Иван Прокопьевич, даже находясь в измененном состоянии сознания, приуныл.
- Шерше ля фам, - вставил хирург Климкин, - ищите женщину, если скучно без проблем. А если одна пара перчаток порвется? А у оперируемого, положим, СПИД или вирусный гепатит? Как быть тогда?
- Свободная от операционного процесса операционная сестра доложит суть проблемы старшей сестре. Старшая сестра - заведующему отделением. Заведующий отделением свяжется по телефону со мной. Я – отдам распоряжение. Будет вам еще одна пара перчаток. Еще есть вопросы?
- Обязательно, Светлана Изольдовна! – с воодушевлением откликнулась сестра-хозяйка, - из клизменной постоянно швабра пропадает.  Утром прихожу – швабра на месте. В течении дня, бывает, спохватишься – швабры нет. Ведро стоит. Тряпка лежит. А швабры нет, хоть плачь навзрыд. Кто шастает, понять не могу.
Услышав термин «клизменная» хирург Климкин погрузился в воспоминания.
…Больница, поздний вечер, рассыпанные по небу звезды и сокурсница Вика Лопарева в накрахмаленном белоснежном халате и красных синтетических босоножках. Загорелые острые коленки, нежный интимный взгляд и гулкие сердцебиения. Запахи стерильности и духов «Красная Москва».
- Мальчики! Чья сегодня очередь клизму ставить? Больных на операцию готовить пора, – смеется постовая сестра.
 Плотный мужик с грубыми взглядом и тощими, жилистыми ногами. Скудный голубоватый свет на матовом кафеле и запахи хлорки, дешевого стирального порошка и туалетного мыла.
- Во, бля! Во, мерзавец! Ты че творишь, сука? – скрипит мужик, лежа на боку и подтянув к подбородку коленки, -  дай передохнуть, сволочь. Злодей парршивый. Ты там скоро? Кишки же распирает, сейчас говно через рот наружу полезет…
- Не капризничайте больной, - злится студент Климкин, манипулируя наконечником в прямой кишке, - думаете, я кайфую?
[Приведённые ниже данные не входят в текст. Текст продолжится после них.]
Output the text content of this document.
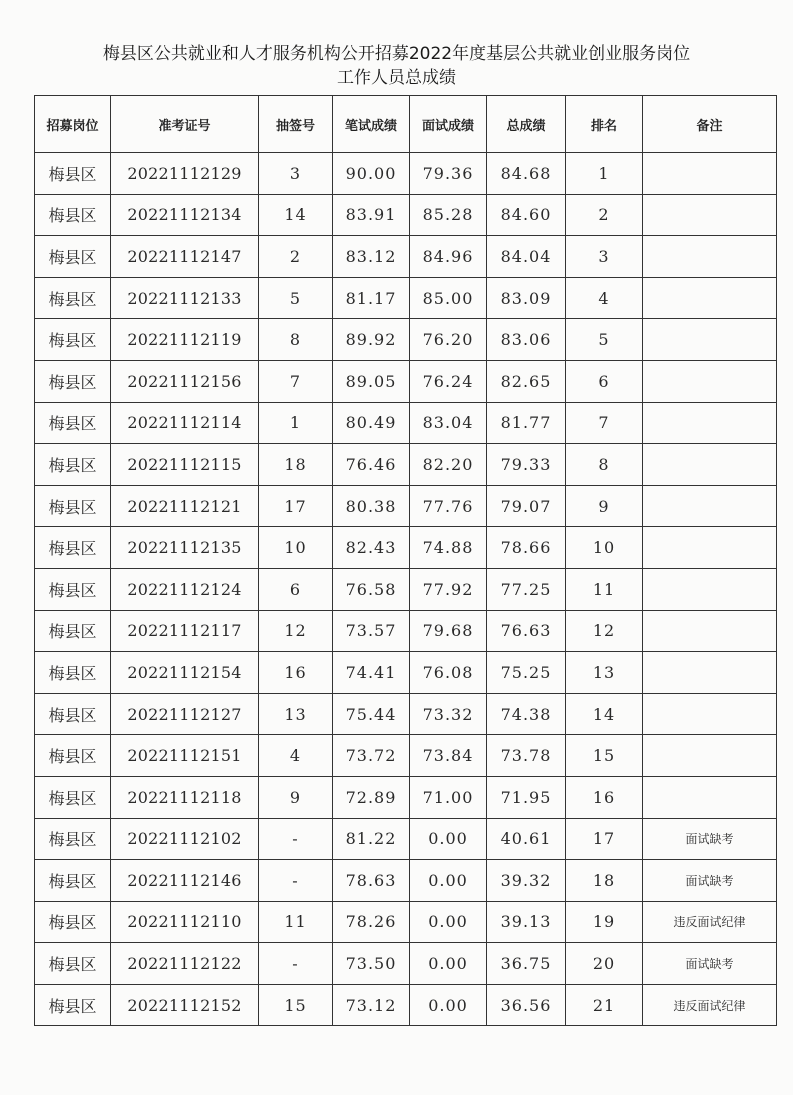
梅县区公共就业和人才服务机构公开招募2022年度基层公共就业创业服务岗位
工作人员总成绩
招募岗位	准考证号	抽签号	笔试成绩	面试成绩	总成绩	排名	备注
梅县区	20221112129	3	90.00	79.36	84.68	1	
梅县区	20221112134	14	83.91	85.28	84.60	2	
梅县区	20221112147	2	83.12	84.96	84.04	3	
梅县区	20221112133	5	81.17	85.00	83.09	4	
梅县区	20221112119	8	89.92	76.20	83.06	5	
梅县区	20221112156	7	89.05	76.24	82.65	6	
梅县区	20221112114	1	80.49	83.04	81.77	7	
梅县区	20221112115	18	76.46	82.20	79.33	8	
梅县区	20221112121	17	80.38	77.76	79.07	9	
梅县区	20221112135	10	82.43	74.88	78.66	10	
梅县区	20221112124	6	76.58	77.92	77.25	11	
梅县区	20221112117	12	73.57	79.68	76.63	12	
梅县区	20221112154	16	74.41	76.08	75.25	13	
梅县区	20221112127	13	75.44	73.32	74.38	14	
梅县区	20221112151	4	73.72	73.84	73.78	15	
梅县区	20221112118	9	72.89	71.00	71.95	16	
梅县区	20221112102	-	81.22	0.00	40.61	17	面试缺考
梅县区	20221112146	-	78.63	0.00	39.32	18	面试缺考
梅县区	20221112110	11	78.26	0.00	39.13	19	违反面试纪律
梅县区	20221112122	-	73.50	0.00	36.75	20	面试缺考
梅县区	20221112152	15	73.12	0.00	36.56	21	违反面试纪律
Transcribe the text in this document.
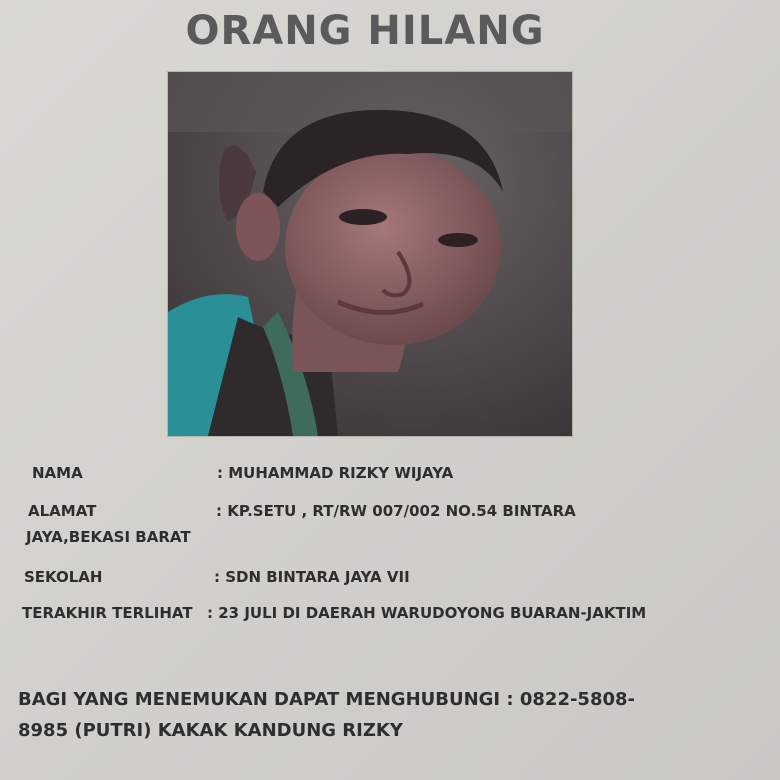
ORANG HILANG
NAMA	: MUHAMMAD RIZKY WIJAYA
ALAMAT	: KP.SETU , RT/RW 007/002 NO.54 BINTARA
JAYA,BEKASI BARAT
SEKOLAH	: SDN BINTARA JAYA VII
TERAKHIR TERLIHAT : 23 JULI DI DAERAH WARUDOYONG BUARAN-JAKTIM
BAGI YANG MENEMUKAN DAPAT MENGHUBUNGI : 0822-5808-
8985 (PUTRI) KAKAK KANDUNG RIZKY
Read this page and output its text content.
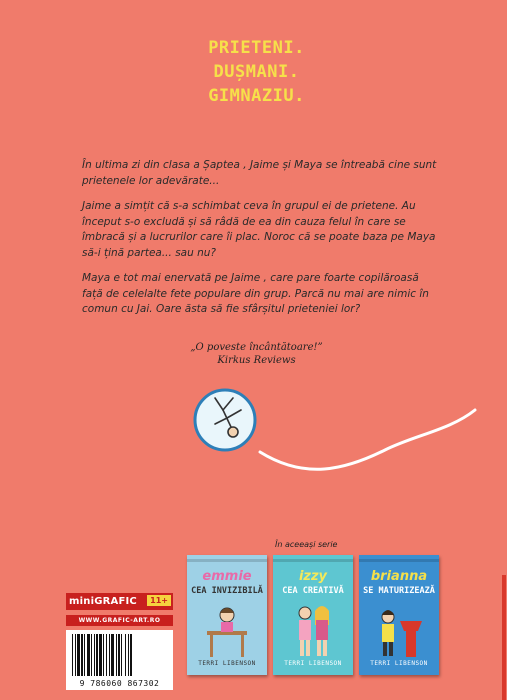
PRIETENI.
DUȘMANI.
GIMNAZIU.

În ultima zi din clasa a Șaptea , Jaime și Maya se întreabă cine sunt prietenele lor adevărate...

Jaime a simțit că s-a schimbat ceva în grupul ei de prietene. Au început s-o excludă și să râdă de ea din cauza felul în care se îmbracă și a lucrurilor care îi plac. Noroc că se poate baza pe Maya să-i țină partea... sau nu?

Maya e tot mai enervată pe Jaime , care pare foarte copilăroasă față de celelalte fete populare din grup. Parcă nu mai are nimic în comun cu Jai. Oare ăsta să fie sfârșitul prieteniei lor?

„O poveste încântătoare!”
Kirkus Reviews
În aceeași serie
emmie
CEA INVIZIBILĂ
TERRI LIBENSON
izzy
CEA CREATIVĂ
TERRI LIBENSON
brianna
SE MATURIZEAZĂ
TERRI LIBENSON
miniGRAFIC	11+
WWW.GRAFIC-ART.RO
9 786060 867302
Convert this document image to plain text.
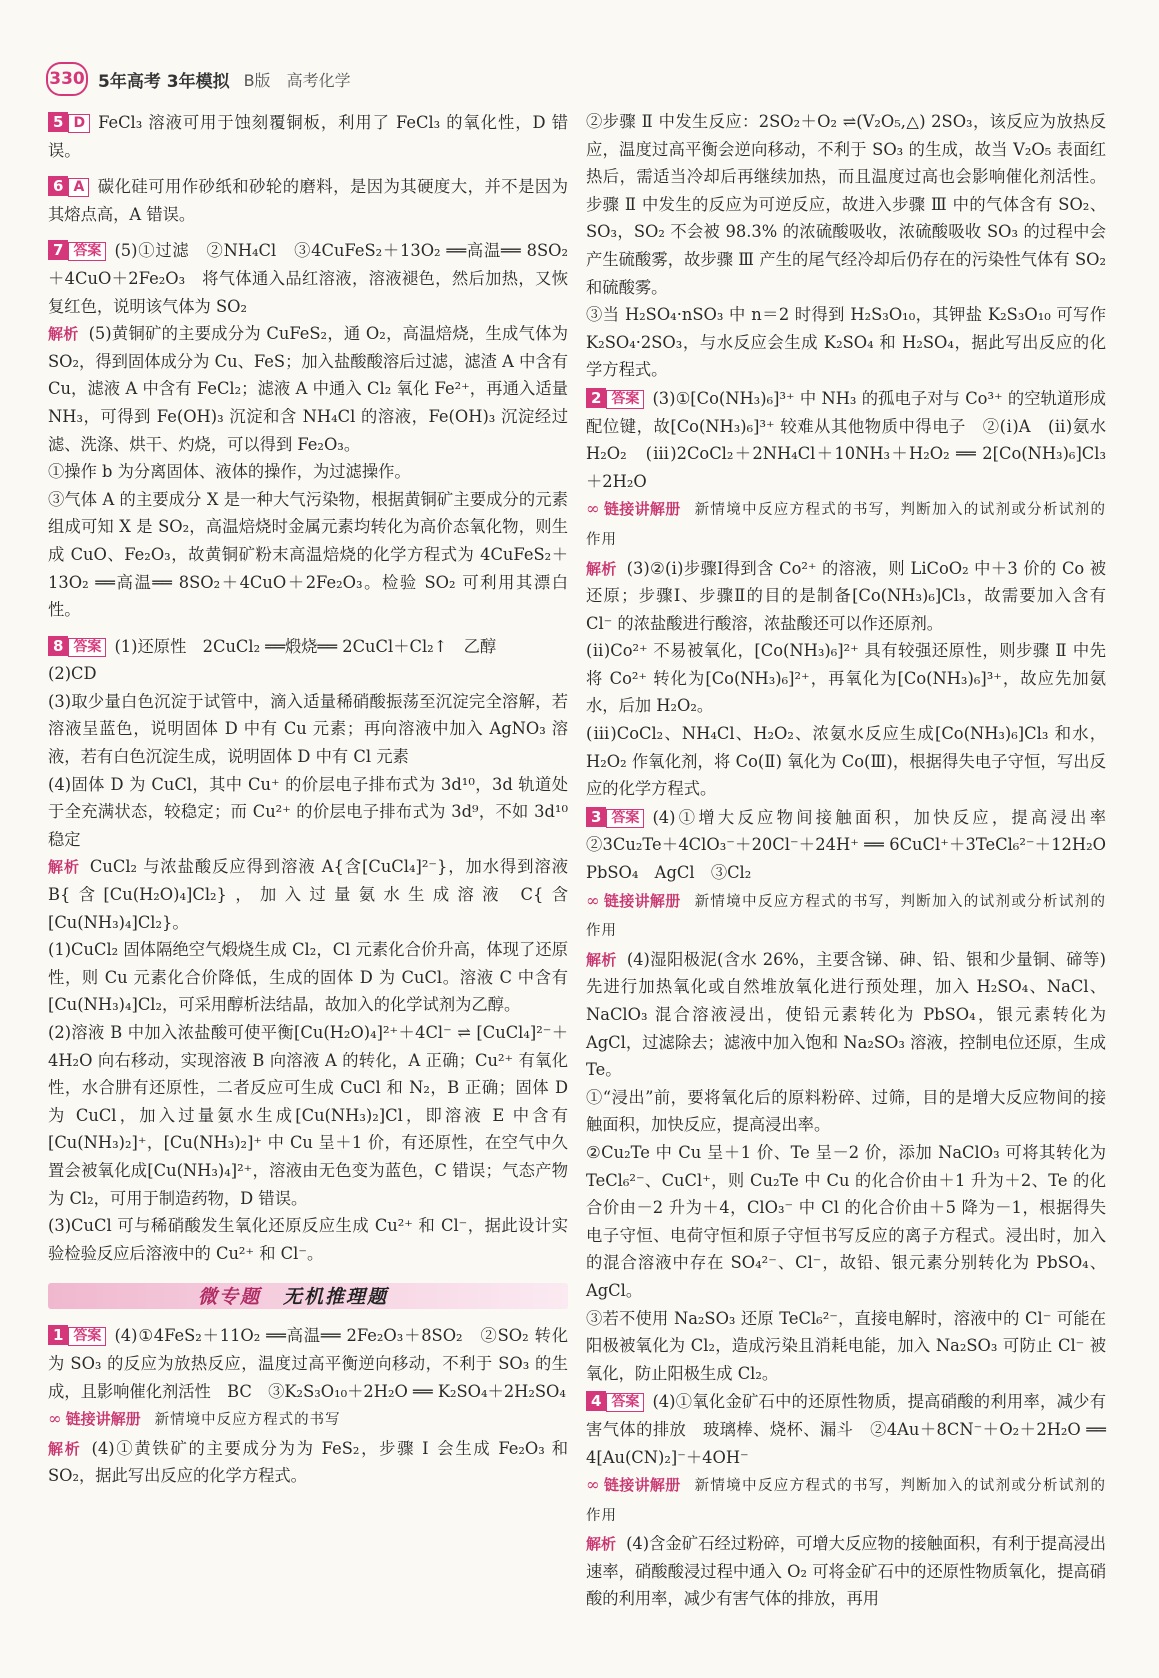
330 5年高考 3年模拟 B版 高考化学

5 D FeCl₃ 溶液可用于蚀刻覆铜板，利用了 FeCl₃ 的氧化性，D 错误。

6 A 碳化硅可用作砂纸和砂轮的磨料，是因为其硬度大，并不是因为其熔点高，A 错误。

7 答案 (5)①过滤　②NH₄Cl　③4CuFeS₂＋13O₂ ══高温══ 8SO₂＋4CuO＋2Fe₂O₃　将气体通入品红溶液，溶液褪色，然后加热，又恢复红色，说明该气体为 SO₂

解析 (5)黄铜矿的主要成分为 CuFeS₂，通 O₂，高温焙烧，生成气体为 SO₂，得到固体成分为 Cu、FeS；加入盐酸酸溶后过滤，滤渣 A 中含有 Cu，滤液 A 中含有 FeCl₂；滤液 A 中通入 Cl₂ 氧化 Fe²⁺，再通入适量 NH₃，可得到 Fe(OH)₃ 沉淀和含 NH₄Cl 的溶液，Fe(OH)₃ 沉淀经过滤、洗涤、烘干、灼烧，可以得到 Fe₂O₃。

①操作 b 为分离固体、液体的操作，为过滤操作。

③气体 A 的主要成分 X 是一种大气污染物，根据黄铜矿主要成分的元素组成可知 X 是 SO₂，高温焙烧时金属元素均转化为高价态氧化物，则生成 CuO、Fe₂O₃，故黄铜矿粉末高温焙烧的化学方程式为 4CuFeS₂＋13O₂ ══高温══ 8SO₂＋4CuO＋2Fe₂O₃。检验 SO₂ 可利用其漂白性。

8 答案 (1)还原性　2CuCl₂ ══煅烧══ 2CuCl＋Cl₂↑　乙醇

(2)CD

(3)取少量白色沉淀于试管中，滴入适量稀硝酸振荡至沉淀完全溶解，若溶液呈蓝色，说明固体 D 中有 Cu 元素；再向溶液中加入 AgNO₃ 溶液，若有白色沉淀生成，说明固体 D 中有 Cl 元素

(4)固体 D 为 CuCl，其中 Cu⁺ 的价层电子排布式为 3d¹⁰，3d 轨道处于全充满状态，较稳定；而 Cu²⁺ 的价层电子排布式为 3d⁹，不如 3d¹⁰ 稳定

解析 CuCl₂ 与浓盐酸反应得到溶液 A{含[CuCl₄]²⁻}，加水得到溶液 B{含[Cu(H₂O)₄]Cl₂}，加入过量氨水生成溶液 C{含[Cu(NH₃)₄]Cl₂}。

(1)CuCl₂ 固体隔绝空气煅烧生成 Cl₂，Cl 元素化合价升高，体现了还原性，则 Cu 元素化合价降低，生成的固体 D 为 CuCl。溶液 C 中含有[Cu(NH₃)₄]Cl₂，可采用醇析法结晶，故加入的化学试剂为乙醇。

(2)溶液 B 中加入浓盐酸可使平衡[Cu(H₂O)₄]²⁺＋4Cl⁻ ⇌ [CuCl₄]²⁻＋4H₂O 向右移动，实现溶液 B 向溶液 A 的转化，A 正确；Cu²⁺ 有氧化性，水合肼有还原性，二者反应可生成 CuCl 和 N₂，B 正确；固体 D 为 CuCl，加入过量氨水生成[Cu(NH₃)₂]Cl，即溶液 E 中含有[Cu(NH₃)₂]⁺，[Cu(NH₃)₂]⁺ 中 Cu 呈＋1 价，有还原性，在空气中久置会被氧化成[Cu(NH₃)₄]²⁺，溶液由无色变为蓝色，C 错误；气态产物为 Cl₂，可用于制造药物，D 错误。

(3)CuCl 可与稀硝酸发生氧化还原反应生成 Cu²⁺ 和 Cl⁻，据此设计实验检验反应后溶液中的 Cu²⁺ 和 Cl⁻。

微专题 无机推理题

1 答案 (4)①4FeS₂＋11O₂ ══高温══ 2Fe₂O₃＋8SO₂　②SO₂ 转化为 SO₃ 的反应为放热反应，温度过高平衡逆向移动，不利于 SO₃ 的生成，且影响催化剂活性　BC　③K₂S₃O₁₀＋2H₂O ══ K₂SO₄＋2H₂SO₄

∞ 链接讲解册 新情境中反应方程式的书写

解析 (4)①黄铁矿的主要成分为为 FeS₂，步骤 Ⅰ 会生成 Fe₂O₃ 和 SO₂，据此写出反应的化学方程式。

②步骤 Ⅱ 中发生反应：2SO₂＋O₂ ⇌(V₂O₅,△) 2SO₃，该反应为放热反应，温度过高平衡会逆向移动，不利于 SO₃ 的生成，故当 V₂O₅ 表面红热后，需适当冷却后再继续加热，而且温度过高也会影响催化剂活性。步骤 Ⅱ 中发生的反应为可逆反应，故进入步骤 Ⅲ 中的气体含有 SO₂、SO₃，SO₂ 不会被 98.3% 的浓硫酸吸收，浓硫酸吸收 SO₃ 的过程中会产生硫酸雾，故步骤 Ⅲ 产生的尾气经冷却后仍存在的污染性气体有 SO₂ 和硫酸雾。

③当 H₂SO₄·nSO₃ 中 n＝2 时得到 H₂S₃O₁₀，其钾盐 K₂S₃O₁₀ 可写作 K₂SO₄·2SO₃，与水反应会生成 K₂SO₄ 和 H₂SO₄，据此写出反应的化学方程式。

2 答案 (3)①[Co(NH₃)₆]³⁺ 中 NH₃ 的孤电子对与 Co³⁺ 的空轨道形成配位键，故[Co(NH₃)₆]³⁺ 较难从其他物质中得电子　②(ⅰ)A　(ⅱ)氨水　H₂O₂　(ⅲ)2CoCl₂＋2NH₄Cl＋10NH₃＋H₂O₂ ══ 2[Co(NH₃)₆]Cl₃＋2H₂O

∞ 链接讲解册 新情境中反应方程式的书写，判断加入的试剂或分析试剂的作用

解析 (3)②(ⅰ)步骤Ⅰ得到含 Co²⁺ 的溶液，则 LiCoO₂ 中＋3 价的 Co 被还原；步骤Ⅰ、步骤Ⅱ的目的是制备[Co(NH₃)₆]Cl₃，故需要加入含有 Cl⁻ 的浓盐酸进行酸溶，浓盐酸还可以作还原剂。

(ⅱ)Co²⁺ 不易被氧化，[Co(NH₃)₆]²⁺ 具有较强还原性，则步骤 Ⅱ 中先将 Co²⁺ 转化为[Co(NH₃)₆]²⁺，再氧化为[Co(NH₃)₆]³⁺，故应先加氨水，后加 H₂O₂。

(ⅲ)CoCl₂、NH₄Cl、H₂O₂、浓氨水反应生成[Co(NH₃)₆]Cl₃ 和水，H₂O₂ 作氧化剂，将 Co(Ⅱ) 氧化为 Co(Ⅲ)，根据得失电子守恒，写出反应的化学方程式。

3 答案 (4)①增大反应物间接触面积，加快反应，提高浸出率　②3Cu₂Te＋4ClO₃⁻＋20Cl⁻＋24H⁺ ══ 6CuCl⁺＋3TeCl₆²⁻＋12H₂O　PbSO₄　AgCl　③Cl₂

∞ 链接讲解册 新情境中反应方程式的书写，判断加入的试剂或分析试剂的作用

解析 (4)湿阳极泥(含水 26%，主要含锑、砷、铅、银和少量铜、碲等)先进行加热氧化或自然堆放氧化进行预处理，加入 H₂SO₄、NaCl、NaClO₃ 混合溶液浸出，使铅元素转化为 PbSO₄，银元素转化为 AgCl，过滤除去；滤液中加入饱和 Na₂SO₃ 溶液，控制电位还原，生成 Te。

①“浸出”前，要将氧化后的原料粉碎、过筛，目的是增大反应物间的接触面积，加快反应，提高浸出率。

②Cu₂Te 中 Cu 呈＋1 价、Te 呈－2 价，添加 NaClO₃ 可将其转化为 TeCl₆²⁻、CuCl⁺，则 Cu₂Te 中 Cu 的化合价由＋1 升为＋2、Te 的化合价由－2 升为＋4，ClO₃⁻ 中 Cl 的化合价由＋5 降为－1，根据得失电子守恒、电荷守恒和原子守恒书写反应的离子方程式。浸出时，加入的混合溶液中存在 SO₄²⁻、Cl⁻，故铅、银元素分别转化为 PbSO₄、AgCl。

③若不使用 Na₂SO₃ 还原 TeCl₆²⁻，直接电解时，溶液中的 Cl⁻ 可能在阳极被氧化为 Cl₂，造成污染且消耗电能，加入 Na₂SO₃ 可防止 Cl⁻ 被氧化，防止阳极生成 Cl₂。

4 答案 (4)①氧化金矿石中的还原性物质，提高硝酸的利用率，减少有害气体的排放　玻璃棒、烧杯、漏斗　②4Au＋8CN⁻＋O₂＋2H₂O ══ 4[Au(CN)₂]⁻＋4OH⁻

∞ 链接讲解册 新情境中反应方程式的书写，判断加入的试剂或分析试剂的作用

解析 (4)含金矿石经过粉碎，可增大反应物的接触面积，有利于提高浸出速率，硝酸酸浸过程中通入 O₂ 可将金矿石中的还原性物质氧化，提高硝酸的利用率，减少有害气体的排放，再用
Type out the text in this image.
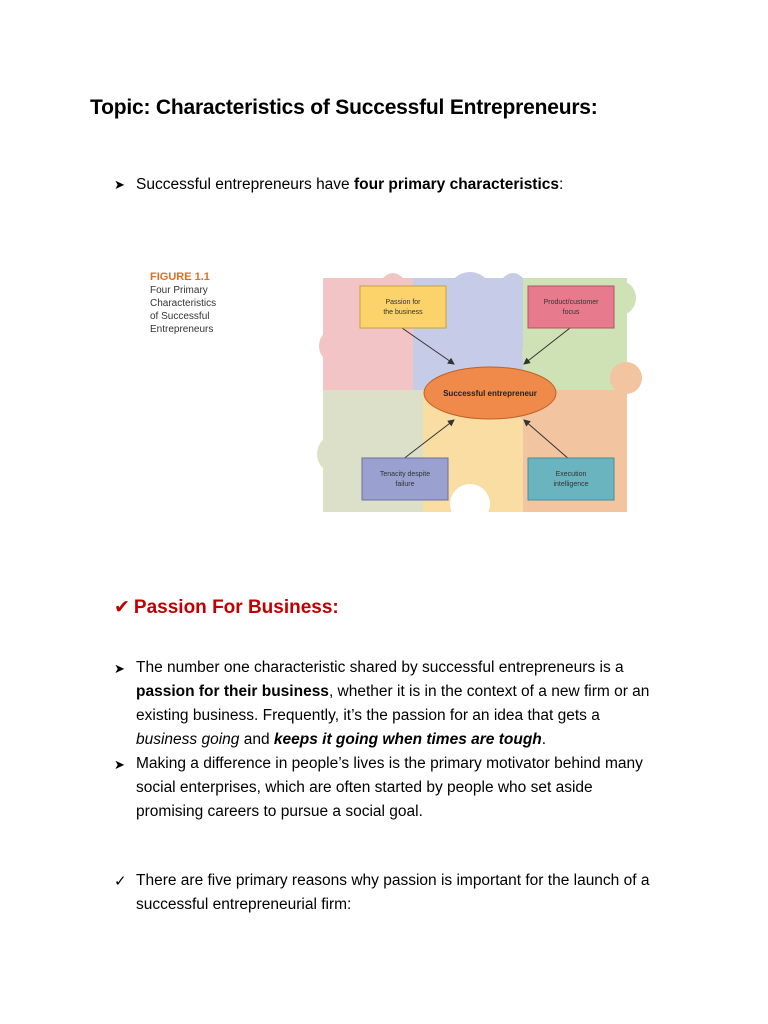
Topic: Characteristics of Successful Entrepreneurs:
➤ Successful entrepreneurs have four primary characteristics:
FIGURE 1.1
Four Primary
Characteristics
of Successful
Entrepreneurs
Successful entrepreneur
Passion for
the business
Product/customer
focus
Tenacity despite
failure
Execution
intelligence
✔ Passion For Business:
➤ The number one characteristic shared by successful entrepreneurs is a
passion for their business, whether it is in the context of a new firm or an
existing business. Frequently, it’s the passion for an idea that gets a
business going and keeps it going when times are tough.
➤ Making a difference in people’s lives is the primary motivator behind many
social enterprises, which are often started by people who set aside
promising careers to pursue a social goal.
✓ There are five primary reasons why passion is important for the launch of a
successful entrepreneurial firm:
Мне тоже, можно сказать, где-то неприятно…

- Партия не туалет. Швабрами старшая сестра пусть занимается, - Светлана Изольдовна зло ущипнула взглядом сестру-хозяйку, - Валентина Ивановна разберитесь, кто у вас из клизменной швабры тырит.
- Безусловно, Светлана Изольдовна! – встрепенулся возвратившийся из комы Иван Прокопьевич и подобрал, ухватил и мощно рванул на себя было упущенную инициативу,- Колыма не Закарпатье. Тут строгости хватает. Не хочешь по-хорошему, будет как положено. Можем предоставить провинившимся и холод, и голод, и нары, и баланду из еловых шишек, и туманы в любом количестве. Да и добираться далеко не придется. Километра три-четыре, если напрямик через тундру.
- Вы, Иван Прокопьевич не это, не перегибайте палку. Можно и помягче, согласитесь. Длинным рублем по карману, например, -  Светлана Изольдовна рассеянно улыбнулась, -  а теперь перейдем к повестке собрания, если позволите. Иван Прокопьевич, зачитайте пожалуйста…
Инвентаризированные настенные часы показывают 19 часов 30 минут, а время бежало и летело.
Ускользнуло время...Зачем спешит? С годами грядущее малоутешительно… Сегодня мы здоровы, счастливы и богаты! А завтра?

                Москва 2016 - 2019 г.г.